How to access through a path rather than just in current directory?

I have written a function which reads in an excel file and manipulates it. Obviously the .py file has to be in the same directory as the excel file. Is there a way to enter the path of the file so 开发者_如何学编程I can leave the script in the same place?

import os
os.chdir('/my/new/path')

You can change the current working directory by using os.chdir.

Another way would be to reference the excel file (however you are opening it) by an absolute path.

Obviously the .py file has to be in the same directory as the excel file.

I don't understand "obviously"

Is there a way to enter the path of the file so I can leave the script in the same place?

Yes, just type it in.

From the xlrd documentation:

open_workbook(filename=None, etc etc etc)

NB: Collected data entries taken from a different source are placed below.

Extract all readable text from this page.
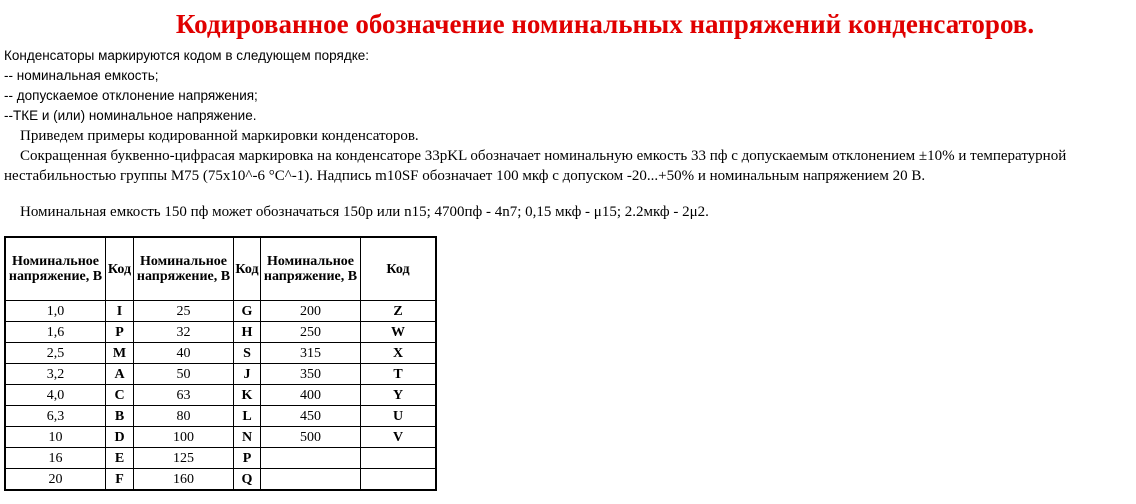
Кодированное обозначение номинальных напряжений конденсаторов.
Конденсаторы маркируются кодом в следующем порядке:
-- номинальная емкость;
-- допускаемое отклонение напряжения;
--ТКЕ и (или) номинальное напряжение.
Приведем примеры кодированной маркировки конденсаторов.
Сокращенная буквенно-цифрасая маркировка на конденсаторе 33pKL обозначает номинальную емкость 33 пф с допускаемым отклонением ±10% и температурной нестабильностью группы М75 (75x10^-6 °C^-1). Надпись m10SF обозначает 100 мкф с допуском -20...+50% и номинальным напряжением 20 В.
Номинальная емкость 150 пф может обозначаться 150p или n15; 4700пф - 4n7; 0,15 мкф - μ15; 2.2мкф - 2μ2.
Номинальное напряжение, В	Код	Номинальное напряжение, В	Код	Номинальное напряжение, В	Код
1,0	I	25	G	200	Z
1,6	P	32	H	250	W
2,5	M	40	S	315	X
3,2	A	50	J	350	T
4,0	C	63	K	400	Y
6,3	B	80	L	450	U
10	D	100	N	500	V
16	E	125	P		
20	F	160	Q		
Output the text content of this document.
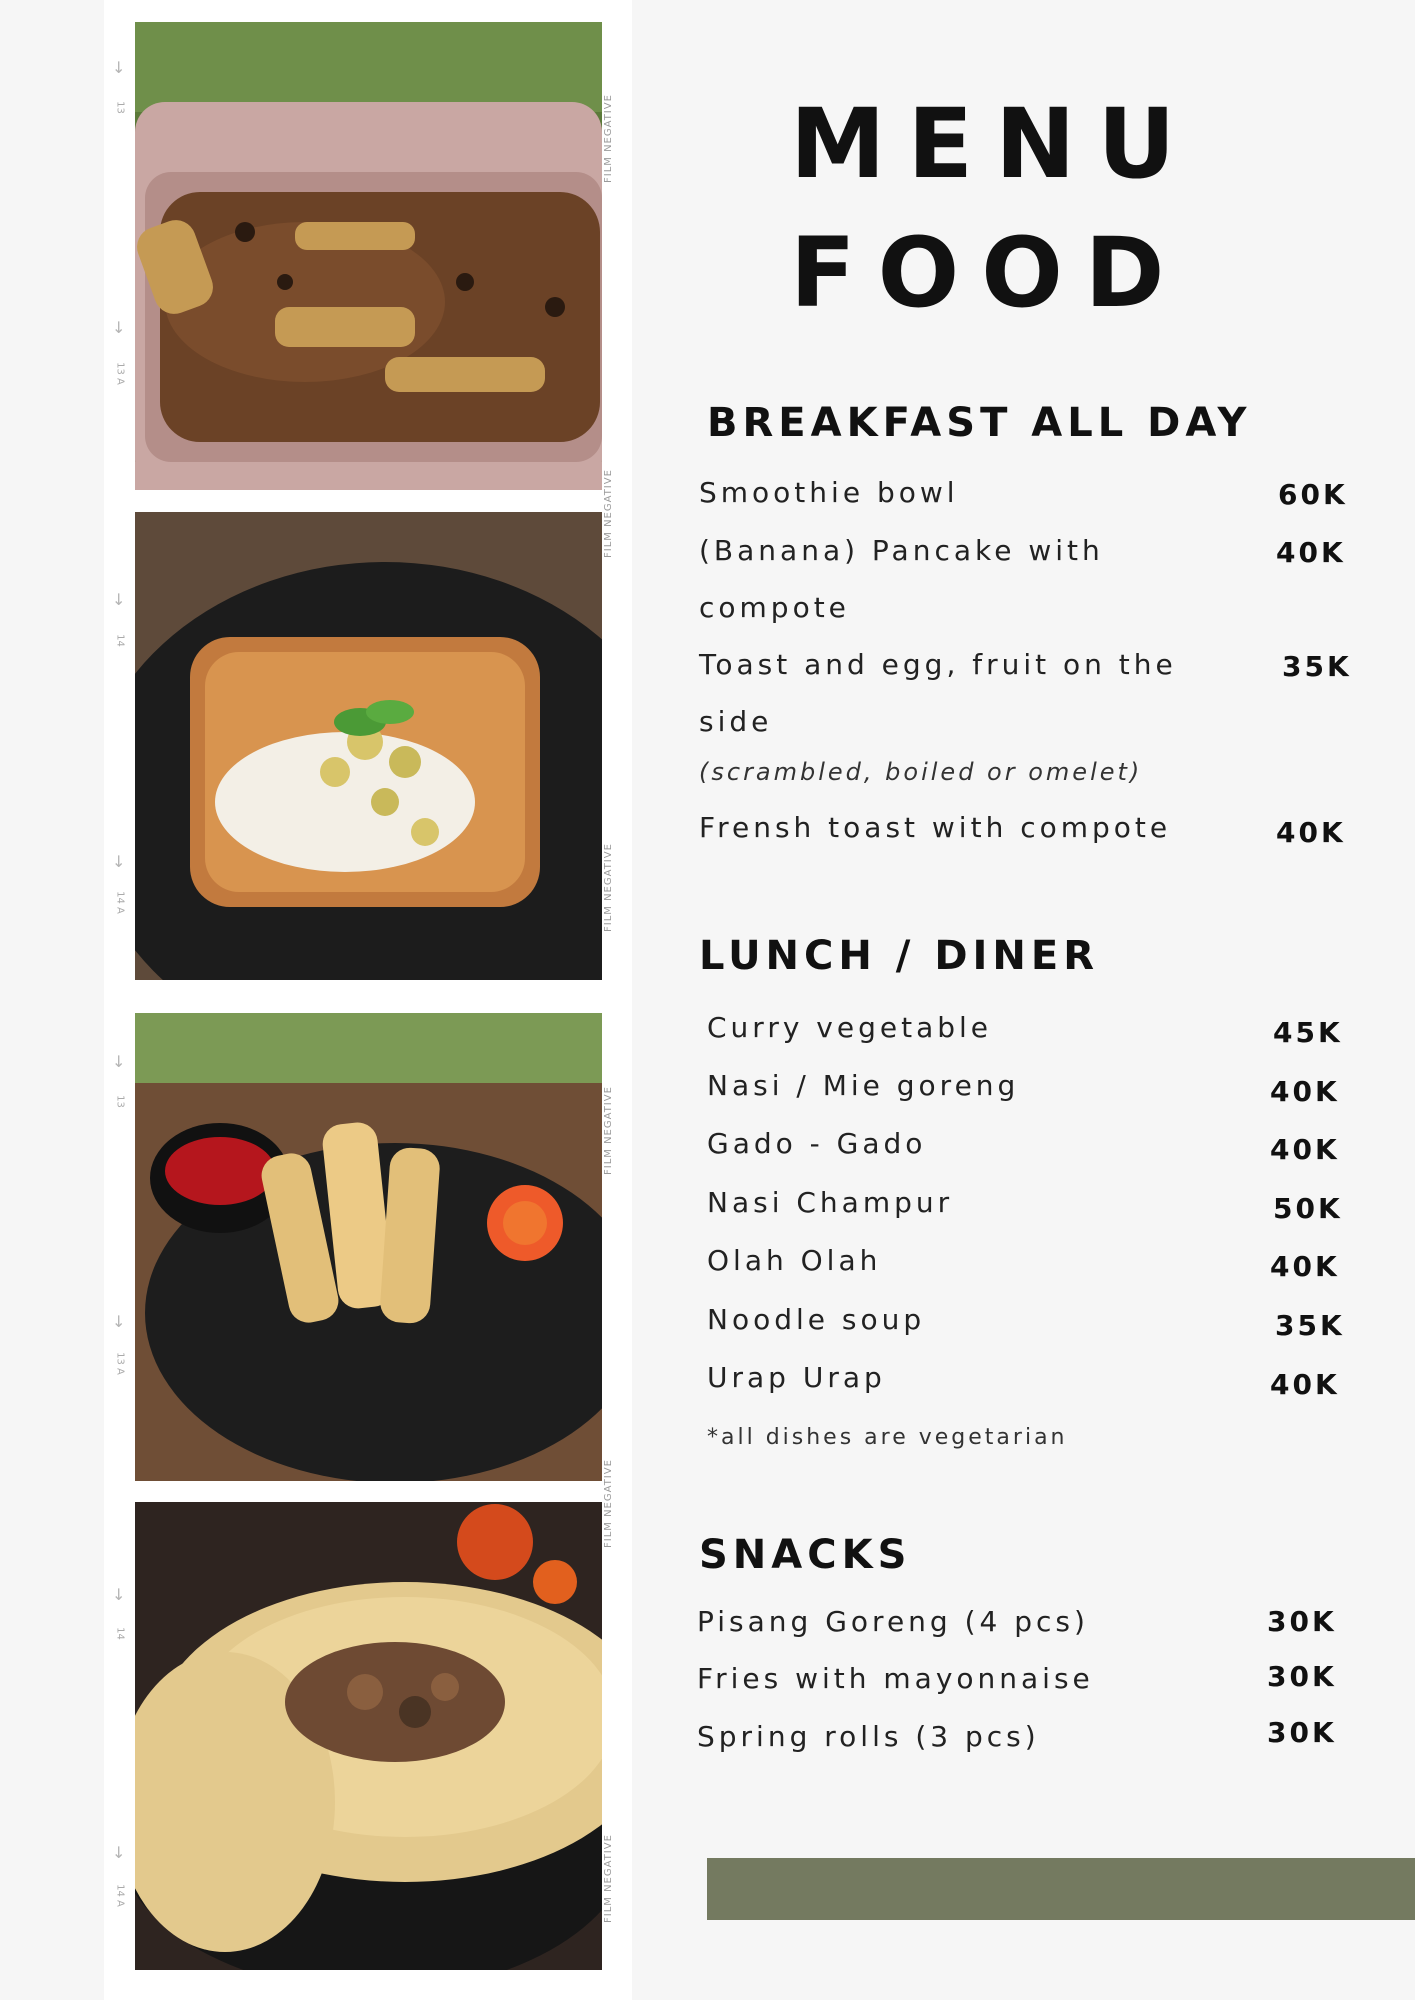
↓
13
↓
13 A
↓
14
↓
14 A
↓
13
↓
13 A
↓
14
↓
14 A
MENU
FOOD
BREAKFAST ALL DAY
Smoothie bowl	60K
(Banana) Pancake with
compote
40K
Toast and egg, fruit on the
side
35K
(scrambled, boiled or omelet)
Frensh toast with compote	40K
LUNCH / DINER
Curry vegetable	45K
Nasi / Mie goreng	40K
Gado - Gado	40K
Nasi Champur	50K
Olah Olah	40K
Noodle soup	35K
Urap Urap	40K
*all dishes are vegetarian
SNACKS
Pisang Goreng (4 pcs)	30K
Fries with mayonnaise	30K
Spring rolls (3 pcs)	30K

    Open a spreadsheet file for data extraction.

    filename
        The path to the spreadsheet file to be opened.

Snippet of script (presumes you are not hard-coding paths in your scripts):

import sys
import xlrd
book = xlrd.open_workbook(sys.argv[1])

Running this in a Windows "Command Prompt" window:

python c:\myscripts\demo_script.py d:\datafiles\foo.xls

Same principles apply to Linux, OS X, etc.

Also, this advice is quite independent of what software you are feeding the filename or filepath.

About hard-coding file paths in Python scripts on Windows:

In ascending order of preferability:

• Use backslashes: "c:\testdata\new.xls" ... the \t will be interpreted as a TAB character. The \n will be interpreted as a newline. Fail.

• Escape your backslashes: "c:\\testdata\\new.xls" ... Yuk.

• Use a raw string: r"c:\testdata\new.xls"

• Use forward slashes: "c:/testdata/new.xls" ... yes, it works, when fed to open().

• Don't do it ... see script example above.